The Government must be careful not to antagonise its EU partners on issues such as taxation or it could risk damaging the long-term prospects for growth here.
Addressing the Finance Dublin conference yesterday, Mr Paul McGowan, tax partner at KPMG, warned the Government was "swimming in hostile waters" in a Europe dominated by left-of-centre governments with little tolerance for low tax states and little belief in high spending. He suggested the Republic needed to continue to argue its case, to cultivate friends and not to antagonise the majority unnecessarily.
"Such governments have demonstrated in the case of Austria that they are prepared to act collectively against other member-sates when they disapprove of its political approach. Is it too far-fetched to suggest that in the future such ostracism could be focused on Ireland if it did not follow the majority line on taxation matters?"
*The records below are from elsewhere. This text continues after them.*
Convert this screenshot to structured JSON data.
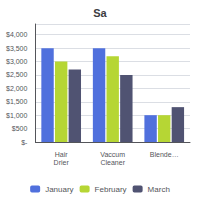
{
  "chart_data": {
    "type": "bar",
    "title": "Sa",
    "categories": [
      "Hair\nDrier",
      "Vaccum\nCleaner",
      "Blende…"
    ],
    "series": [
      {
        "name": "January",
        "values": [
          3500,
          3500,
          1000
        ]
      },
      {
        "name": "February",
        "values": [
          3000,
          3200,
          1000
        ]
      },
      {
        "name": "March",
        "values": [
          2700,
          2500,
          1300
        ]
      }
    ],
    "ylim": [
      0,
      4400
    ],
    "yticks": [
      {
        "value": 0,
        "label": "$-"
      },
      {
        "value": 500,
        "label": "$500"
      },
      {
        "value": 1000,
        "label": "$1,000"
      },
      {
        "value": 1500,
        "label": "$1,500"
      },
      {
        "value": 2000,
        "label": "$2,000"
      },
      {
        "value": 2500,
        "label": "$2,500"
      },
      {
        "value": 3000,
        "label": "$3,000"
      },
      {
        "value": 3500,
        "label": "$3,500"
      },
      {
        "value": 4000,
        "label": "$4,000"
      }
    ],
    "grid": true,
    "legend": "bottom"
  }
}
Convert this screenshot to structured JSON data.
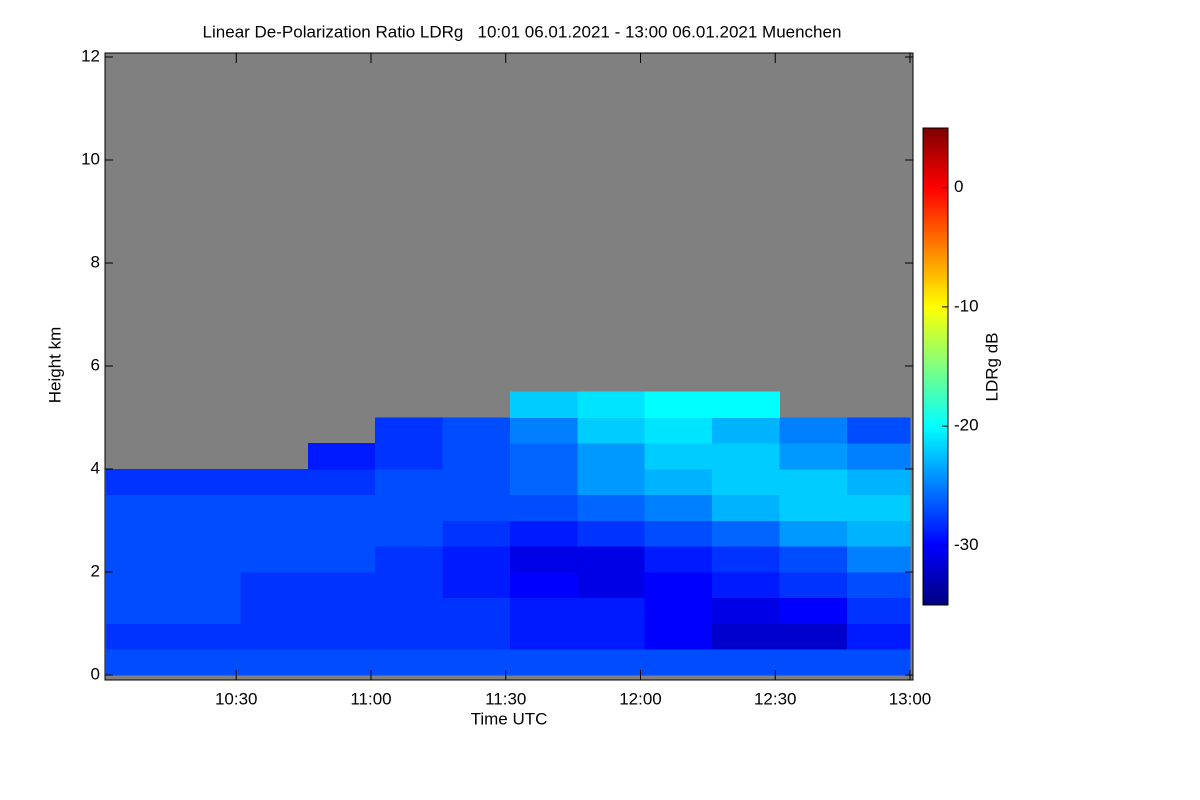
{
  "chart_data": {
    "type": "heatmap",
    "title": "Linear De-Polarization Ratio LDRg   10:01 06.01.2021 - 13:00 06.01.2021 Muenchen",
    "x_label": "Time UTC",
    "y_label": "Height km",
    "colorbar_label": "LDRg dB",
    "xlim": [
      601,
      780
    ],
    "xticks": [
      {
        "value": 630,
        "label": "10:30"
      },
      {
        "value": 660,
        "label": "11:00"
      },
      {
        "value": 690,
        "label": "11:30"
      },
      {
        "value": 720,
        "label": "12:00"
      },
      {
        "value": 750,
        "label": "12:30"
      },
      {
        "value": 780,
        "label": "13:00"
      }
    ],
    "ylim": [
      0,
      12
    ],
    "yticks": [
      0,
      2,
      4,
      6,
      8,
      10,
      12
    ],
    "x_bins": [
      601,
      616,
      631,
      646,
      661,
      676,
      691,
      706,
      721,
      736,
      751,
      766,
      780
    ],
    "y_bins": [
      0,
      0.5,
      1,
      1.5,
      2,
      2.5,
      3,
      3.5,
      4,
      4.5,
      5,
      5.5,
      6
    ],
    "values": [
      [
        -27,
        -27,
        -27,
        -27,
        -27,
        -27,
        -27,
        -27,
        -27,
        -27,
        -27,
        -27
      ],
      [
        -28,
        -28,
        -28,
        -28,
        -28,
        -28,
        -29,
        -29,
        -30,
        -32,
        -32,
        -29
      ],
      [
        -27,
        -27,
        -28,
        -28,
        -28,
        -28,
        -29,
        -29,
        -30,
        -31,
        -30,
        -28
      ],
      [
        -27,
        -27,
        -28,
        -28,
        -28,
        -29,
        -30,
        -31,
        -30,
        -29,
        -28,
        -27
      ],
      [
        -27,
        -27,
        -27,
        -27,
        -28,
        -29,
        -31,
        -31,
        -29,
        -28,
        -27,
        -25
      ],
      [
        -27,
        -27,
        -27,
        -27,
        -27,
        -28,
        -29,
        -28,
        -27,
        -26,
        -24,
        -23
      ],
      [
        -27,
        -27,
        -27,
        -27,
        -27,
        -27,
        -27,
        -26,
        -25,
        -23,
        -22,
        -22
      ],
      [
        -28,
        -28,
        -28,
        -28,
        -27,
        -27,
        -26,
        -24,
        -23,
        -22,
        -22,
        -23
      ],
      [
        null,
        null,
        null,
        -29,
        -28,
        -27,
        -26,
        -24,
        -22,
        -22,
        -24,
        -25
      ],
      [
        null,
        null,
        null,
        null,
        -28,
        -27,
        -25,
        -22,
        -21,
        -23,
        -25,
        -27
      ],
      [
        null,
        null,
        null,
        null,
        null,
        null,
        -22,
        -21,
        -20,
        -20,
        null,
        null
      ],
      [
        null,
        null,
        null,
        null,
        null,
        null,
        null,
        null,
        null,
        null,
        null,
        null
      ]
    ],
    "zlim": [
      -35,
      5
    ],
    "zticks": [
      0,
      -10,
      -20,
      -30
    ],
    "colormap": "jet",
    "no_data_color": "#808080"
  }
}
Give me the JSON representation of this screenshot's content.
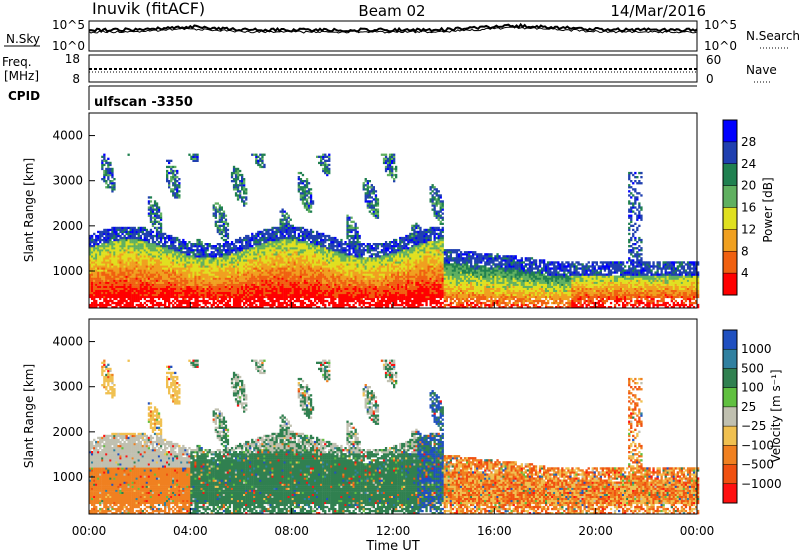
{
  "header": {
    "station": "Inuvik (fitACF)",
    "beam": "Beam 02",
    "date": "14/Mar/2016"
  },
  "top_panels": {
    "nsky_label": "N.Sky",
    "nsky_top": "10^5",
    "nsky_bottom": "10^0",
    "nsearch_top": "10^5",
    "nsearch_bottom": "10^0",
    "nsearch_label": "N.Search",
    "freq_label_1": "Freq.",
    "freq_label_2": "[MHz]",
    "freq_top": "18",
    "freq_bottom": "8",
    "nave_top": "60",
    "nave_bottom": "0",
    "nave_label": "Nave",
    "cpid_label": "CPID",
    "cpid_value": "ulfscan -3350"
  },
  "chart_data": [
    {
      "type": "heatmap",
      "name": "power",
      "ylabel": "Slant Range [km]",
      "ylim": [
        180,
        4500
      ],
      "yticks": [
        "1000",
        "2000",
        "3000",
        "4000"
      ],
      "xlim_hours": [
        0,
        24
      ],
      "colorbar_label": "Power [dB]",
      "colorbar_ticks": [
        "4",
        "8",
        "12",
        "16",
        "20",
        "24",
        "28"
      ],
      "colorbar_colors": [
        "#0000ff",
        "#2040b0",
        "#208050",
        "#60b060",
        "#e0e020",
        "#f0a020",
        "#f06010",
        "#ff0000"
      ]
    },
    {
      "type": "heatmap",
      "name": "velocity",
      "ylabel": "Slant Range [km]",
      "ylim": [
        180,
        4500
      ],
      "yticks": [
        "1000",
        "2000",
        "3000",
        "4000"
      ],
      "xlim_hours": [
        0,
        24
      ],
      "colorbar_label": "Velocity [m s⁻¹]",
      "colorbar_ticks": [
        "1000",
        "500",
        "100",
        "25",
        "−25",
        "−100",
        "−500",
        "−1000"
      ],
      "colorbar_colors": [
        "#2050c0",
        "#3080a0",
        "#308050",
        "#60c040",
        "#c0c0b0",
        "#f0c050",
        "#f08020",
        "#f05010",
        "#ff1010"
      ]
    }
  ],
  "xaxis": {
    "ticks": [
      "00:00",
      "04:00",
      "08:00",
      "12:00",
      "16:00",
      "20:00",
      "00:00"
    ],
    "label": "Time UT"
  }
}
IDA Ireland's financial services division manager, Mr Brendan Logue, said the Government urged caution in terms of cost containment to ensure multinationals did not see their cost base in Ireland outpacing that in other regions or risk losing them to other locations. "The Government needs to show the EU and the OECD that inflation is under control," he told the conference.
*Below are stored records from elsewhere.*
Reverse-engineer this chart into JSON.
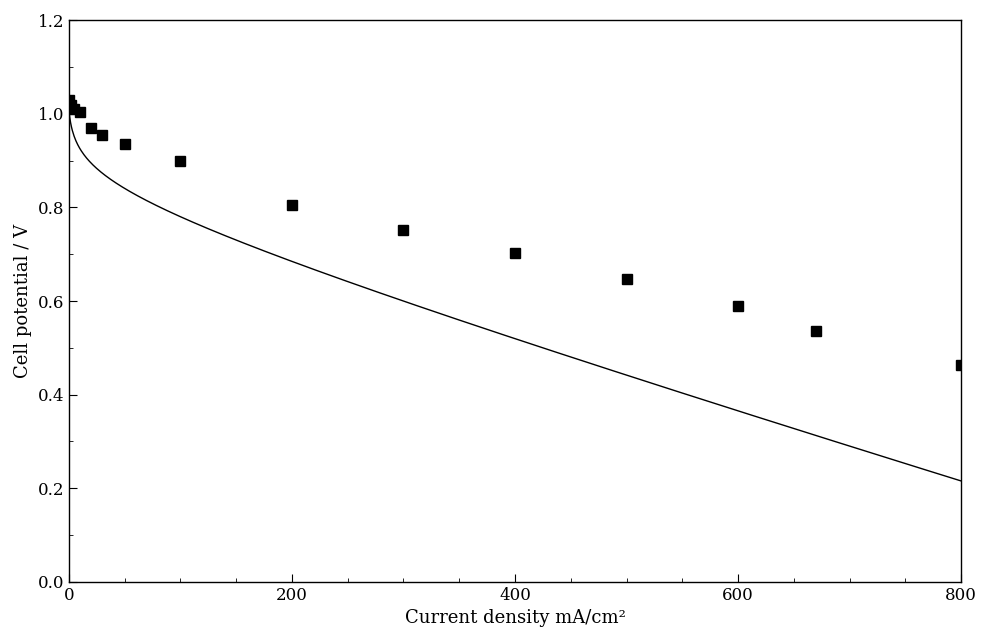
{
  "x_data": [
    0.5,
    2,
    5,
    10,
    20,
    30,
    50,
    100,
    200,
    300,
    400,
    500,
    600,
    670,
    800
  ],
  "y_data": [
    1.03,
    1.02,
    1.01,
    1.005,
    0.97,
    0.955,
    0.935,
    0.9,
    0.805,
    0.752,
    0.703,
    0.648,
    0.59,
    0.535,
    0.463
  ],
  "xlabel": "Current density mA/cm²",
  "ylabel": "Cell potential / V",
  "xlim": [
    0,
    800
  ],
  "ylim": [
    0.0,
    1.2
  ],
  "xticks": [
    0,
    200,
    400,
    600,
    800
  ],
  "yticks": [
    0.0,
    0.2,
    0.4,
    0.6,
    0.8,
    1.0,
    1.2
  ],
  "marker_color": "#000000",
  "line_color": "#000000",
  "background_color": "#ffffff",
  "marker_size": 7,
  "line_width": 1.0,
  "xlabel_fontsize": 13,
  "ylabel_fontsize": 13,
  "tick_fontsize": 12,
  "curve_V0": 1.01,
  "curve_a": 0.038,
  "curve_x0": 1.5,
  "curve_b": 0.000695
}
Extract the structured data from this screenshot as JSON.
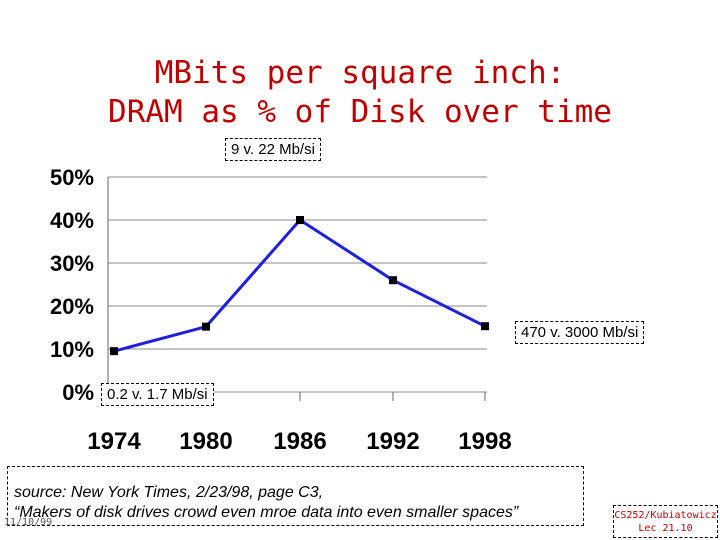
{
  "slide": {
    "title_line1": "MBits per square inch:",
    "title_line2": "DRAM as % of Disk over time",
    "source_line1": "source: New York Times, 2/23/98, page C3,",
    "source_line2": "“Makers of disk drives crowd even mroe data into even smaller spaces”",
    "date": "11/10/99",
    "course_line1": "CS252/Kubiatowicz",
    "course_line2": "Lec 21.10",
    "title_color": "#c00000",
    "line_color": "#1f1fdc"
  },
  "chart_data": {
    "type": "line",
    "categories": [
      "1974",
      "1980",
      "1986",
      "1992",
      "1998"
    ],
    "series": [
      {
        "values": [
          9.5,
          15.2,
          40,
          26,
          15.3
        ]
      }
    ],
    "ylim": [
      0,
      50
    ],
    "yticks": [
      "0%",
      "10%",
      "20%",
      "30%",
      "40%",
      "50%"
    ],
    "grid": true,
    "annotations": [
      {
        "text": "9  v. 22 Mb/si"
      },
      {
        "text": "470 v. 3000 Mb/si"
      },
      {
        "text": "0.2  v. 1.7 Mb/si"
      }
    ]
  }
}
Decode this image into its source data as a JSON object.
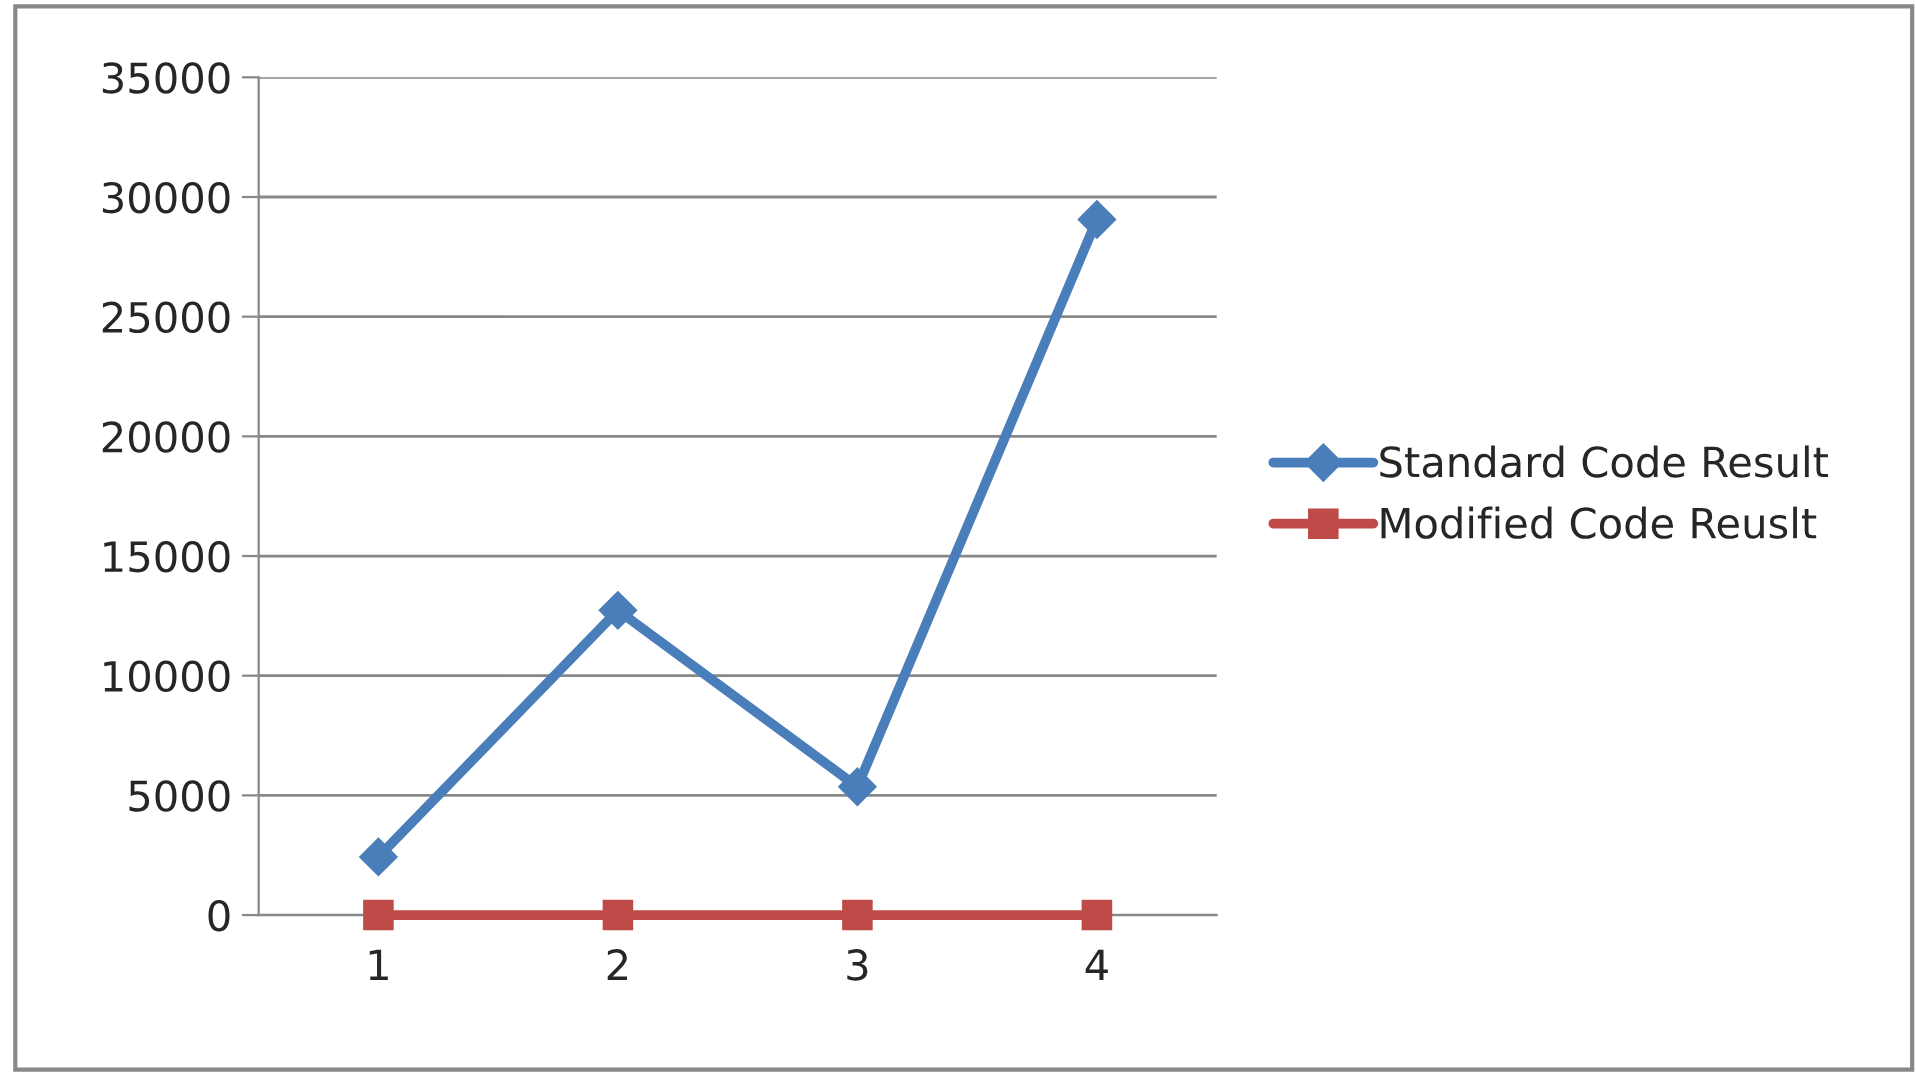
{
  "chart_data": {
    "type": "line",
    "categories": [
      "1",
      "2",
      "3",
      "4"
    ],
    "series": [
      {
        "name": "Standard Code Result",
        "color": "#4a7ebb",
        "marker": "diamond",
        "values": [
          2430,
          12730,
          5360,
          29060
        ]
      },
      {
        "name": "Modified Code Reuslt",
        "color": "#be4b48",
        "marker": "square",
        "values": [
          0,
          0,
          0,
          0
        ]
      }
    ],
    "ylim": [
      0,
      35000
    ],
    "yticks": [
      0,
      5000,
      10000,
      15000,
      20000,
      25000,
      30000,
      35000
    ],
    "grid": "y",
    "legend": "right",
    "line_style": "solid"
  }
}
The financial services industry wanted to see the development of the sector remain a Government priority.
The sector was relatively mature and job creation was no longer a matter of vital concern to the Government, said Mr McGowan. But this did not suggest the industry did not need the continued Government attention, Mr McGowan said.
"The Government needs to remain vigilant to counter threats from our competitors either unilateral or multilateral. It must remain flexible to react to changing demands in the marketplace," he added. "It must be prepared to prioritise new legislation when necessary to deal with these issues," he said.